Setahu Zeline, membuat api ya dari korek api. Mana bisa dari batu?


"Fuuh fuuh!" Gavin meniup-niup ranting yang sudah mulai mengeluarkan asap. Semoga setelah ini yang keluar bukan jin.


Eh, tapi boleh juga yang keluar jin. Agar Zeline bisa mrmbuat permohonan dan meminta pintu teleportasi untuk dia pulang ke rumah. Zeline mulai tak nyaman duduk di alam terbuka dalam kondisi gelap begini. Lengan Zeline sudah mulai digigit oleh nyamuk-nyamuk biadab!


"Voila!" Gavin bersorak senang saat akhirnya berhasil membuat api dari batu dan ranting.


Hebat juga, tour guide menyebalkan itu


"Aku hebat, kan?" Pamer Gavin seraya menepuk dadanya sendiri.


"Hanya membuat api! Semua anak pramuka juga bisa!" Cibir Zeline.


"Kau bisa?" Tanya Gavin menantang.


"Aku bukan anak pramuka! Jadi aku tidak bisa!" Zeline memitar bola mata dengan malas. Gadis itu lalu menggosok-gosok lengannya yang baru saja digigit oleh nyamuk raksasa sepertinya. Rasanya gatal sekali!


"Ish! Ini gara-gara kamu mengambil bajuku tadi! Sekarang aku digigitin nyamuk!" Omel Zeline pada Gavin sambil terus menggaruk-garuk lengannya.


"Kulitmu akan lecet semua jika kau menggaruknya dengan barbar begitu!" Gavin memperingatkan seraya menusukkan ranting kayu ke dalam mulut ikan, lalu tembus ke ekor.


Barbar!


Zeline juga heran dengan kreativitas Gavin yang tanpa batas. Mengemudikan speedboat bisa, berenang jago, membuat api dalam kondisi darurat bisa, lalu menangkap ikan juga bisa.


Apa pria ini memang hidupnya di alam liar atau jangan-jangan dia adalah seorang tarzan yang menyamar?


Auuuoooooww!!


Aroma ikan bakar mulai menusuk-nusuk hidung Zeline dan membuat cacing-cacing di perut Zeline berdemo hebat.


"Kruuuuk!"


Ya ampun! Sial! Dasar cacing-cacing tak pengertian!

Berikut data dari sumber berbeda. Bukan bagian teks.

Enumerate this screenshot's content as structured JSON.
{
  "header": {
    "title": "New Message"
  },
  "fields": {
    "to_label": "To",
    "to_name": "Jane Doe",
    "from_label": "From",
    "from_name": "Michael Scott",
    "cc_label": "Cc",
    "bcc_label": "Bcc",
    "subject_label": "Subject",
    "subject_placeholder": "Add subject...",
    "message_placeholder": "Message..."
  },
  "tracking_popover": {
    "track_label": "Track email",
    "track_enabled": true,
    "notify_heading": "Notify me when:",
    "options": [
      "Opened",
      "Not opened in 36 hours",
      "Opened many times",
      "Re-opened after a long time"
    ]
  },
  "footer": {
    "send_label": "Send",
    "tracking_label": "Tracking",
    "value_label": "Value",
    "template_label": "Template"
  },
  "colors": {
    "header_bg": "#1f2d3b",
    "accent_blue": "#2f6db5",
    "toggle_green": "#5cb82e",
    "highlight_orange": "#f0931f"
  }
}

Gavin terkekeh saat mendengar suara perut Zeline.


"Kau sudah lapar?" Tebak Gavin yang hanya membuat Zeline merengut.


"Hanya makan ikan! Mana bisa kenyang nanti?" Sergah Zeline seolah tak bersyukur.


"Hanya ikan." Gavin menirukan ucapan Zeline dengan nada lebay.


"Seharusnya, kau itu bersyukur! Ketimbang kita mati kelaparan di pulau asing?" Cerocos Gavin pada Zeline yang kembali menggaruk-garuk lengannya.


"Ish! Bajuku tadi kamu taruh dimana, Gavin? Aku tak tahan lagi digigiti nyamuk seperti ini!" Zeline sudah bangkit dari atas gubuk dan berkacak pinggang pada Gavin, meskipun langkah gadis itu harus terpincang-pibcang karena duri sialan yang menancap di tumitnya tadim


"Aku taruh di dekat pantai. Mungkin juga sudah basah karena air laut pasang." Gavin mengendikkan kedua bahunya.


"Ambilkan!" Perintah Zeline yang masih berkacak pinggang pada Gavin.


"Ambil sendiri! Aku sedang membakar ikan!" Gavin beralasan dan malah balik memerintah Zeline.


"Aku menyuruhmu! Kenapa kau malah balik menyuruhku? Ambilkan bajuku cepat!" Zeline berteriak pada Gavin saat tiba-tiba terdengar suara dari semak-semak.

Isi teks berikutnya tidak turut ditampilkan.